York was an early pleasant surprise. Bristol, too. But both now have the feeling of places where politicians had a vision, took the accolades, then turned to some other grand plan. Recently Newcastle has come on leaps and bounds, and Hull also deserves a mention. Manchester is moving quickly too.
Leicester was astonishing, when I revisited after a five-year absence. To find a city centre bike lane right at the entrance to the station, then onto a developing network reaching out into the suburbs, was inspiring and shows what can be done relatively quickly.
It is, though, the capital where the landscape has changed unrecognisably. When I first rode around London in the ’80s I was a crazy lone stranger. Although the air was literally toxic, it perversely always felt quite safe as the bumper-to-bumper traffic could only crawl along at 10 miles an hour.
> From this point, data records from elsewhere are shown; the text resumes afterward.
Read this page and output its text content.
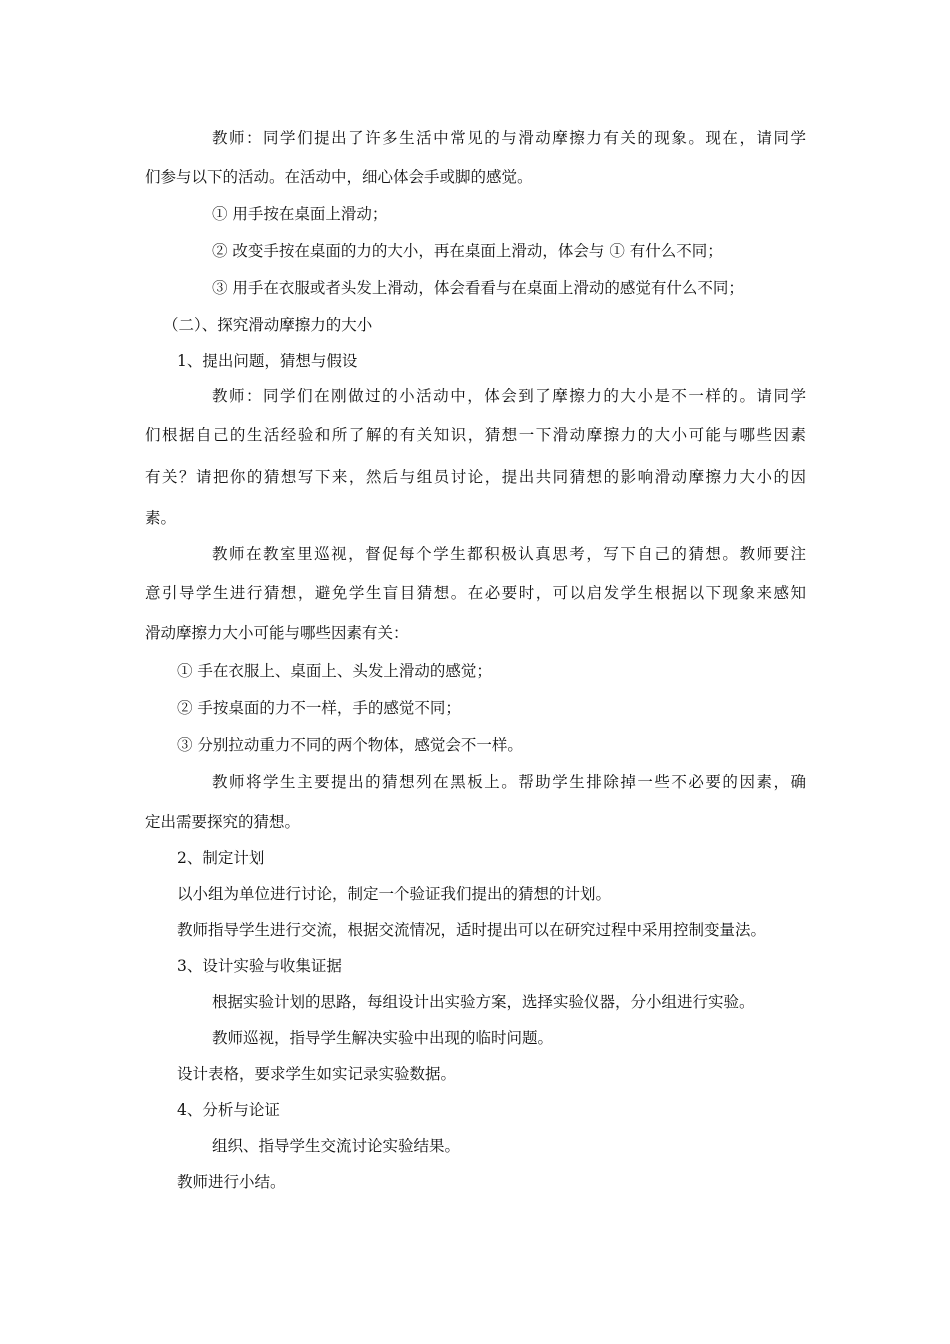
教师：同学们提出了许多生活中常见的与滑动摩擦力有关的现象。现在，请同学
们参与以下的活动。在活动中，细心体会手或脚的感觉。
① 用手按在桌面上滑动；
② 改变手按在桌面的力的大小，再在桌面上滑动，体会与 ① 有什么不同；
③ 用手在衣服或者头发上滑动，体会看看与在桌面上滑动的感觉有什么不同；
（二）、探究滑动摩擦力的大小
1、提出问题，猜想与假设
教师：同学们在刚做过的小活动中，体会到了摩擦力的大小是不一样的。请同学
们根据自己的生活经验和所了解的有关知识，猜想一下滑动摩擦力的大小可能与哪些因素
有关？请把你的猜想写下来，然后与组员讨论，提出共同猜想的影响滑动摩擦力大小的因
素。
教师在教室里巡视，督促每个学生都积极认真思考，写下自己的猜想。教师要注
意引导学生进行猜想，避免学生盲目猜想。在必要时，可以启发学生根据以下现象来感知
滑动摩擦力大小可能与哪些因素有关：
① 手在衣服上、桌面上、头发上滑动的感觉；
② 手按桌面的力不一样，手的感觉不同；
③ 分别拉动重力不同的两个物体，感觉会不一样。
教师将学生主要提出的猜想列在黑板上。帮助学生排除掉一些不必要的因素，确
定出需要探究的猜想。
2、制定计划
以小组为单位进行讨论，制定一个验证我们提出的猜想的计划。
教师指导学生进行交流，根据交流情况，适时提出可以在研究过程中采用控制变量法。
3、设计实验与收集证据
根据实验计划的思路，每组设计出实验方案，选择实验仪器，分小组进行实验。
教师巡视，指导学生解决实验中出现的临时问题。
设计表格，要求学生如实记录实验数据。
4、分析与论证
组织、指导学生交流讨论实验结果。
教师进行小结。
My agent in Soho complained bitterly about the introduction of the congestion charge. A few years later as we strolled through the now quieter, cleaner streets of the West End she admitted that she had been wrong. Along with the continual introduction of traffic calming on side roads, in the last 10 years Transport for London (TfL) has put in proper infrastructure, and the explosion in cycle commuting has been extraordinary. Build it and they will come.
All about infrastructure
All this experience I now apply to my role as Liverpool City Region active travel commissioner. When local politicians and planners say ‘yeah but it’s different on the Continent’, I point out that it’s now changing around our own country too. I have seen it.
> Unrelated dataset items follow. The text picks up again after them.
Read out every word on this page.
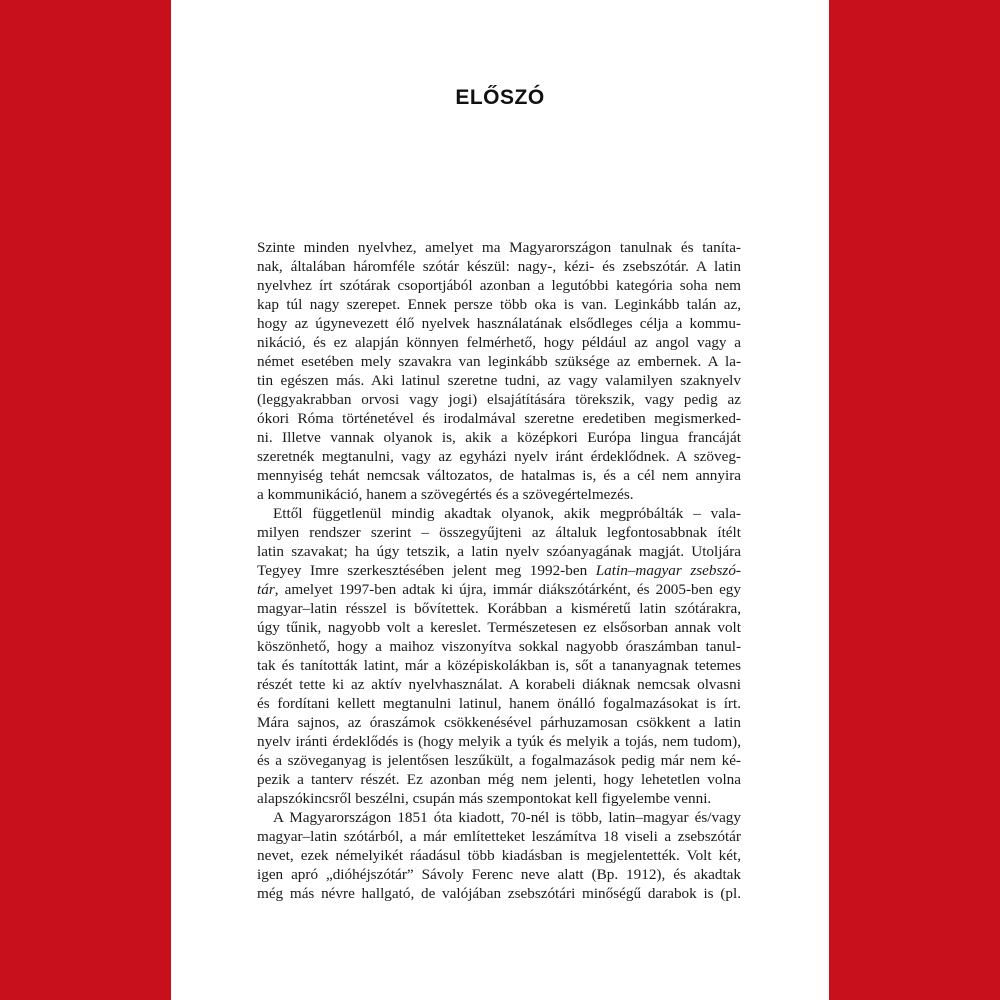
ELŐSZÓ
Szinte minden nyelvhez, amelyet ma Magyarországon tanulnak és taníta-
nak, általában háromféle szótár készül: nagy-, kézi- és zsebszótár. A latin
nyelvhez írt szótárak csoportjából azonban a legutóbbi kategória soha nem
kap túl nagy szerepet. Ennek persze több oka is van. Leginkább talán az,
hogy az úgynevezett élő nyelvek használatának elsődleges célja a kommu-
nikáció, és ez alapján könnyen felmérhető, hogy például az angol vagy a
német esetében mely szavakra van leginkább szüksége az embernek. A la-
tin egészen más. Aki latinul szeretne tudni, az vagy valamilyen szaknyelv
(leggyakrabban orvosi vagy jogi) elsajátítására törekszik, vagy pedig az
ókori Róma történetével és irodalmával szeretne eredetiben megismerked-
ni. Illetve vannak olyanok is, akik a középkori Európa lingua francáját
szeretnék megtanulni, vagy az egyházi nyelv iránt érdeklődnek. A szöveg-
mennyiség tehát nemcsak változatos, de hatalmas is, és a cél nem annyira
a kommunikáció, hanem a szövegértés és a szövegértelmezés.
Ettől függetlenül mindig akadtak olyanok, akik megpróbálták – vala-
milyen rendszer szerint – összegyűjteni az általuk legfontosabbnak ítélt
latin szavakat; ha úgy tetszik, a latin nyelv szóanyagának magját. Utoljára
Tegyey Imre szerkesztésében jelent meg 1992-ben Latin–magyar zsebszó-
tár, amelyet 1997-ben adtak ki újra, immár diákszótárként, és 2005-ben egy
magyar–latin résszel is bővítettek. Korábban a kisméretű latin szótárakra,
úgy tűnik, nagyobb volt a kereslet. Természetesen ez elsősorban annak volt
köszönhető, hogy a maihoz viszonyítva sokkal nagyobb óraszámban tanul-
tak és tanították latint, már a középiskolákban is, sőt a tananyagnak tetemes
részét tette ki az aktív nyelvhasználat. A korabeli diáknak nemcsak olvasni
és fordítani kellett megtanulni latinul, hanem önálló fogalmazásokat is írt.
Mára sajnos, az óraszámok csökkenésével párhuzamosan csökkent a latin
nyelv iránti érdeklődés is (hogy melyik a tyúk és melyik a tojás, nem tudom),
és a szöveganyag is jelentősen leszűkült, a fogalmazások pedig már nem ké-
pezik a tanterv részét. Ez azonban még nem jelenti, hogy lehetetlen volna
alapszókincsről beszélni, csupán más szempontokat kell figyelembe venni.
A Magyarországon 1851 óta kiadott, 70-nél is több, latin–magyar és/vagy
magyar–latin szótárból, a már említetteket leszámítva 18 viseli a zsebszótár
nevet, ezek némelyikét ráadásul több kiadásban is megjelentették. Volt két,
igen apró „dióhéjszótár” Sávoly Ferenc neve alatt (Bp. 1912), és akadtak
még más névre hallgató, de valójában zsebszótári minőségű darabok is (pl.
My vision for Liverpool City Region over the next five years is to see existing ‘photo-opportunity’ infrastructure be coherently joined up, and then a true commitment and consultation for a wider comprehensive network, with the same London-style roll-out of quieter neighbourhoods either side of this network. Not rocket science - just playing catch up.
However, I come from a media background, and this is where I believe the real challenge lies. On holiday this summer, my family and I spent four nights at a Eurocamp camping resort in northern Spain. This got me thinking deeply.
My vision for Liverpool City Region over the next five years is to see existing ‘photo-opportunity’ infrastructure be coherently joined up
Simon O’Brien, Liverpool City Region active travel commissioner
Nearly everyone arrives by car, most take bikes on racks too, and as soon as people go through the gates something changes. Drivers who would normally swear at anyone walking in front of them, sit patiently until those people have wandered out of the way and they can pass. Pedal pushers don’t aggressively hold their primary position and also defer to pedestrians.
In this country families pay a lot of money to go to Centre Parcs so the kids can wander freely without fear of death. ‘It’s different on holiday’ doesn’t explain it. Visiting Waltham Forest Mini Holland, the image that stayed with me was a couple of chatting mums with prams, toddlers in tow, walking casually down the middle of a normal suburban road. There is a mental realignment of even the most selfish macho individuals in the right collective environment.
Through media and messaging, let's challenge the ‘us and them’ nonsense peddled by sections of the press. Ignore the vicious war of words on Twitter. Instead use every platform to push the possibility of a more relaxing, happier urban space from the moment we step out of our front doors. My vision for Liverpool is to make it feel a bit like being on holiday every day.